# Thunder UC 9 vs Thunder UC Pro



## Kynochco (Jan 9, 2015)

I am purchasing an UC 9, but it is not the PRO. I am told this gun was discontinued. It's a Bersa Thunder UC 9
I am wondering if the non-PRO models are defective or is the PRO just an upgrade?


----------



## aarondhgraham (Mar 17, 2011)

*I asked this at bersachat.com,,,*

I asked this at bersachat.com,,,
Someone will post an answer and I'll repost it for you.

Aarond

.


----------



## Kynochco (Jan 9, 2015)

aarondhgraham said:


> I asked this at bersachat.com,,,
> Someone will post an answer and I'll repost it for you.
> 
> Aarond
> ...


cheers!


----------



## aarondhgraham (Mar 17, 2011)

One person said:



> No defects at all. Both my BT45s and one of my 9s are "non" pros. The pros are just updated to make all the gamers happy. They have a full picatinny rail, poly barrel, loaded chamber indicator to name a few.

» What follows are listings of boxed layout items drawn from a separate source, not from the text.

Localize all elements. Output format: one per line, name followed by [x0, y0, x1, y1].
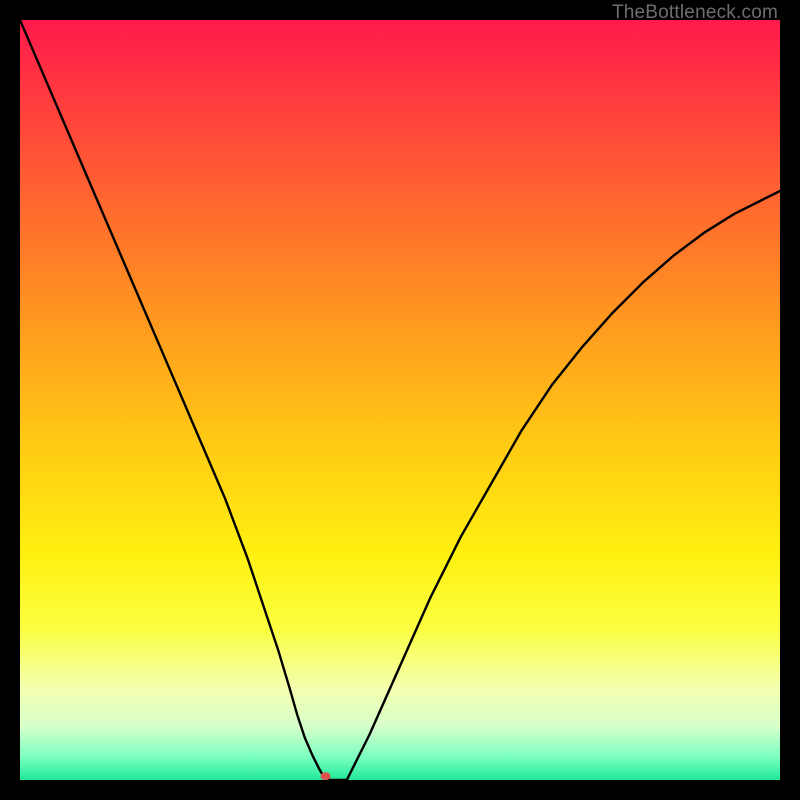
bottleneck-chart — [20, 20, 780, 780]
optimum-marker — [321, 772, 331, 780]
watermark-text: TheBottleneck.com — [612, 2, 778, 24]
chart-frame — [20, 20, 780, 780]
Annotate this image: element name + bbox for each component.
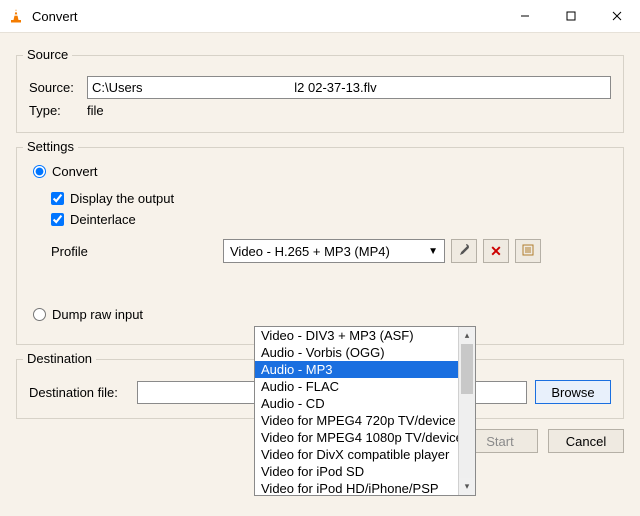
window-title: Convert bbox=[32, 9, 502, 24]
profile-combobox[interactable]: Video - H.265 + MP3 (MP4) ▼ bbox=[223, 239, 445, 263]
destination-legend: Destination bbox=[23, 351, 96, 366]
convert-radio-label: Convert bbox=[52, 164, 98, 179]
profile-option[interactable]: Audio - MP3 bbox=[255, 361, 475, 378]
wrench-icon bbox=[457, 243, 471, 260]
settings-group: Settings Convert Display the output Dein… bbox=[16, 147, 624, 345]
source-label: Source: bbox=[29, 80, 87, 95]
profile-option[interactable]: Video - DIV3 + MP3 (ASF) bbox=[255, 327, 475, 344]
deinterlace-checkbox[interactable]: Deinterlace bbox=[51, 212, 611, 227]
source-legend: Source bbox=[23, 47, 72, 62]
deinterlace-label: Deinterlace bbox=[70, 212, 136, 227]
display-output-label: Display the output bbox=[70, 191, 174, 206]
minimize-button[interactable] bbox=[502, 0, 548, 33]
dump-raw-radio-label: Dump raw input bbox=[52, 307, 143, 322]
titlebar: Convert bbox=[0, 0, 640, 33]
profile-option[interactable]: Video for iPod HD/iPhone/PSP bbox=[255, 480, 475, 495]
delete-profile-button[interactable]: ✕ bbox=[483, 239, 509, 263]
profile-option[interactable]: Video for MPEG4 1080p TV/device bbox=[255, 429, 475, 446]
convert-radio-input[interactable] bbox=[33, 165, 46, 178]
edit-profile-button[interactable] bbox=[451, 239, 477, 263]
delete-x-icon: ✕ bbox=[490, 243, 502, 260]
dump-raw-radio[interactable]: Dump raw input bbox=[33, 307, 611, 322]
display-output-checkbox-input[interactable] bbox=[51, 192, 64, 205]
new-profile-button[interactable] bbox=[515, 239, 541, 263]
type-label: Type: bbox=[29, 103, 87, 118]
convert-radio[interactable]: Convert bbox=[33, 164, 611, 179]
cancel-button-label: Cancel bbox=[566, 434, 606, 449]
profile-dropdown-list[interactable]: Video - DIV3 + MP3 (ASF)Audio - Vorbis (… bbox=[254, 326, 476, 496]
cancel-button[interactable]: Cancel bbox=[548, 429, 624, 453]
dump-raw-radio-input[interactable] bbox=[33, 308, 46, 321]
close-button[interactable] bbox=[594, 0, 640, 33]
profile-option[interactable]: Audio - CD bbox=[255, 395, 475, 412]
maximize-button[interactable] bbox=[548, 0, 594, 33]
vlc-cone-icon bbox=[8, 8, 24, 24]
start-button-label: Start bbox=[486, 434, 513, 449]
profile-label: Profile bbox=[51, 244, 223, 259]
destination-label: Destination file: bbox=[29, 385, 137, 400]
dropdown-scrollbar[interactable]: ▴ ▾ bbox=[458, 327, 475, 495]
source-input[interactable] bbox=[87, 76, 611, 99]
type-value: file bbox=[87, 103, 104, 118]
scroll-thumb[interactable] bbox=[461, 344, 473, 394]
profile-option[interactable]: Video for MPEG4 720p TV/device bbox=[255, 412, 475, 429]
settings-legend: Settings bbox=[23, 139, 78, 154]
profile-option[interactable]: Video for iPod SD bbox=[255, 463, 475, 480]
profile-option[interactable]: Video for DivX compatible player bbox=[255, 446, 475, 463]
scroll-up-button[interactable]: ▴ bbox=[459, 327, 475, 344]
chevron-down-icon: ▼ bbox=[428, 246, 438, 257]
new-profile-icon bbox=[521, 243, 535, 260]
profile-option[interactable]: Audio - Vorbis (OGG) bbox=[255, 344, 475, 361]
profile-selected-value: Video - H.265 + MP3 (MP4) bbox=[230, 244, 390, 259]
scroll-down-button[interactable]: ▾ bbox=[459, 478, 475, 495]
source-group: Source Source: Type: file bbox=[16, 55, 624, 133]
browse-button[interactable]: Browse bbox=[535, 380, 611, 404]
deinterlace-checkbox-input[interactable] bbox=[51, 213, 64, 226]
display-output-checkbox[interactable]: Display the output bbox=[51, 191, 611, 206]
profile-option[interactable]: Audio - FLAC bbox=[255, 378, 475, 395]
browse-button-label: Browse bbox=[551, 385, 594, 400]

I like em both ways and there are no design issues with either one.


Another said:



> That would be my first choice and actually bought one myself for a HC model. Advantages to me are:
> 1) No Rail (I have no use for a rail)
> 2) Rifling is standard button rifling
> 3) NO loaded indicator thingie
> ...


Click here for the full thread.

Aarond

.


----------



## Kynochco (Jan 9, 2015)

Sweet. I just went out and purchased a Thunder 380 for my wife, more than pleased and a better fit for her hands than the LC9 we had, much like holding onto a cell phone, no grip at all


----------